The problem with hanging out with Pete, even when he was busy being all manic depressive, was that Travis tended to regress till all he wanted to do was stick his tongue out at Matt. It was pretty sad. "Whatever," Travis said, folding himself into his bunk. "Do me a favor and get DeJesus to bamf you straight to the fucking Antarctic."

Instead of doing what he asked, Matt shook his head and leaned down to tuck Travis's blankets over him. It was like having another mom, for God's sake. "Go to sleep," Matt said. "I heard you banging around last night."

"I was just getting it on with your mom. You know how it is."

Matt laughed, flipped him the bird, and left.

Travis lay awake for awhile afterwards, turning events over in his head. Pete's smartass comments had made him remember shit he'd rather not think about - the first time the censor went in, mostly, but also growing up knowing he'd have to learn to draw well and being terrified that he'd draw something too big.
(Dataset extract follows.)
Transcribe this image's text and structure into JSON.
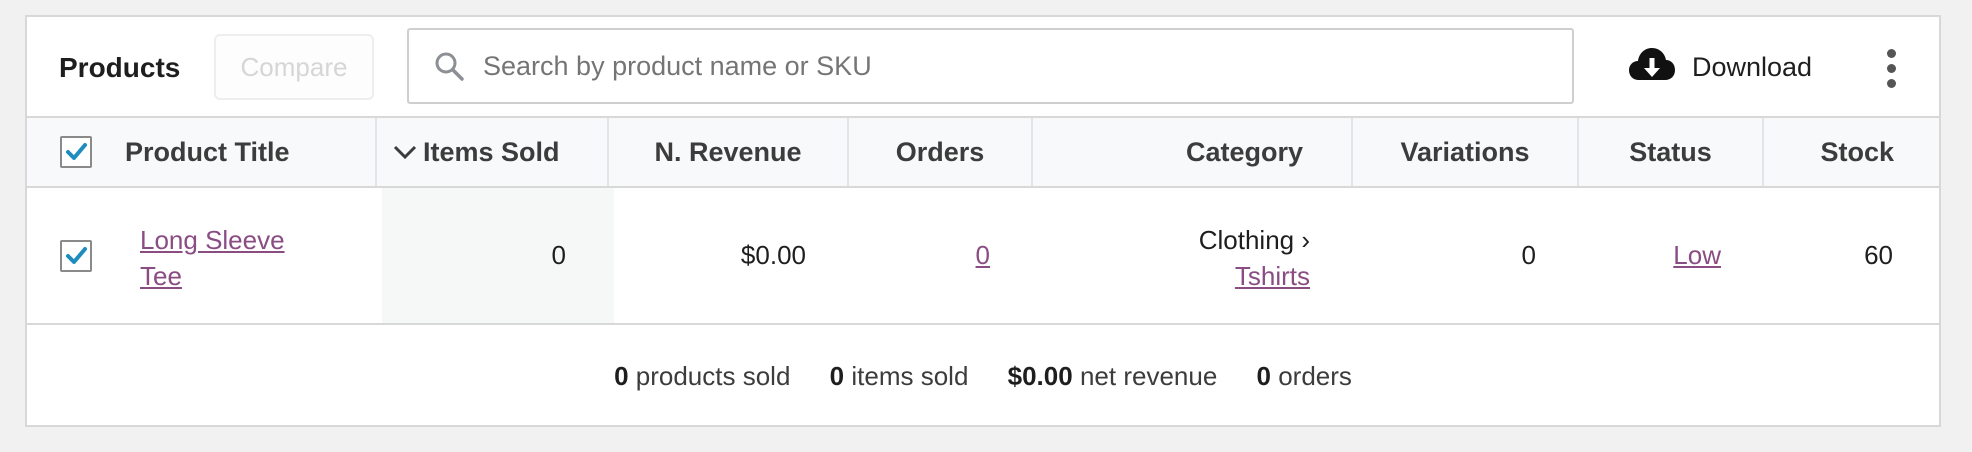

It was an urban legend, like the fucking vigilantes or the one about firestarters spontaneously combusting in their sleep: if he wasn't careful, he'd draw something that would need way too much of his own energy, and the electron pulse that the censor was built to pick up on would draw too much from him and kill him on the spot. Supposedly some Arab guy had done it once with an atomic bomb. Maybe the government was telling the truth; maybe they were just lying about it being what they wanted to call a terrorist. Travis didn't really care. The worry was still with him, every fucking day.
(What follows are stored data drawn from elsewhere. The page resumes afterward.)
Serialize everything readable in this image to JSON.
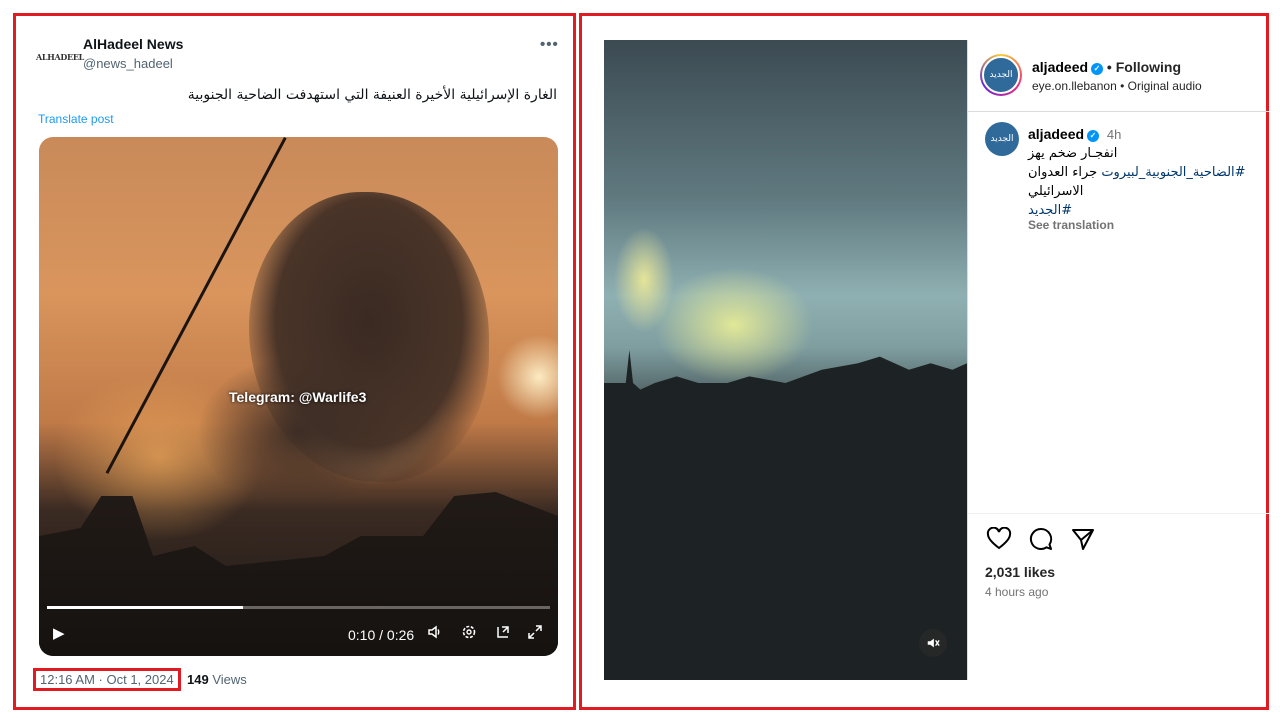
{
  "tweet": {
    "avatar_text": "ALHADEEL",
    "display_name": "AlHadeel News",
    "handle": "@news_hadeel",
    "more_icon": "•••",
    "text": "الغارة الإسرائيلية الأخيرة العنيفة التي  استهدفت  الضاحية الجنوبية",
    "translate_label": "Translate post",
    "video": {
      "watermark": "Telegram: @Warlife3",
      "time": "0:10 / 0:26",
      "progress": 0.39
    },
    "timestamp": "12:16 AM · Oct 1, 2024",
    "views_count": "149",
    "views_label": " Views"
  },
  "instagram": {
    "avatar_text": "الجديد",
    "username": "aljadeed",
    "following_label": "• Following",
    "sub_line": "eye.on.llebanon • Original audio",
    "comment": {
      "username": "aljadeed",
      "time": "4h",
      "line1": "انفجـار ضخم يهز",
      "line2_tag": "#الضاحية_الجنوبية_لبيروت",
      "line2_rest": " جراء العدوان",
      "line3": "الاسرائيلي",
      "line4_tag": "#الجديد",
      "see_translation": "See translation"
    },
    "likes": "2,031 likes",
    "posted_ago": "4 hours ago"
  },
  "colors": {
    "highlight_border": "#e11b22",
    "twitter_link": "#1d9bf0",
    "instagram_link": "#00376b",
    "verified": "#0095f6"
  },
  "icons": [
    "more-icon",
    "play-icon",
    "volume-icon",
    "settings-icon",
    "pip-icon",
    "fullscreen-icon",
    "verified-icon",
    "heart-icon",
    "comment-icon",
    "share-icon",
    "mute-icon"
  ]
}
And Christ, now the inside of his own head was starting to look like Pete's. That was never a good sign. He closed his eyes and willed himself asleep, fingers twitching a little in spite of himself; drawing might not've been the first thing he wanted to do, but it was in him more than anything else.

He dreamed of capes - but he wasn't a precog. If it was a sign, it was the kind created by his own worries.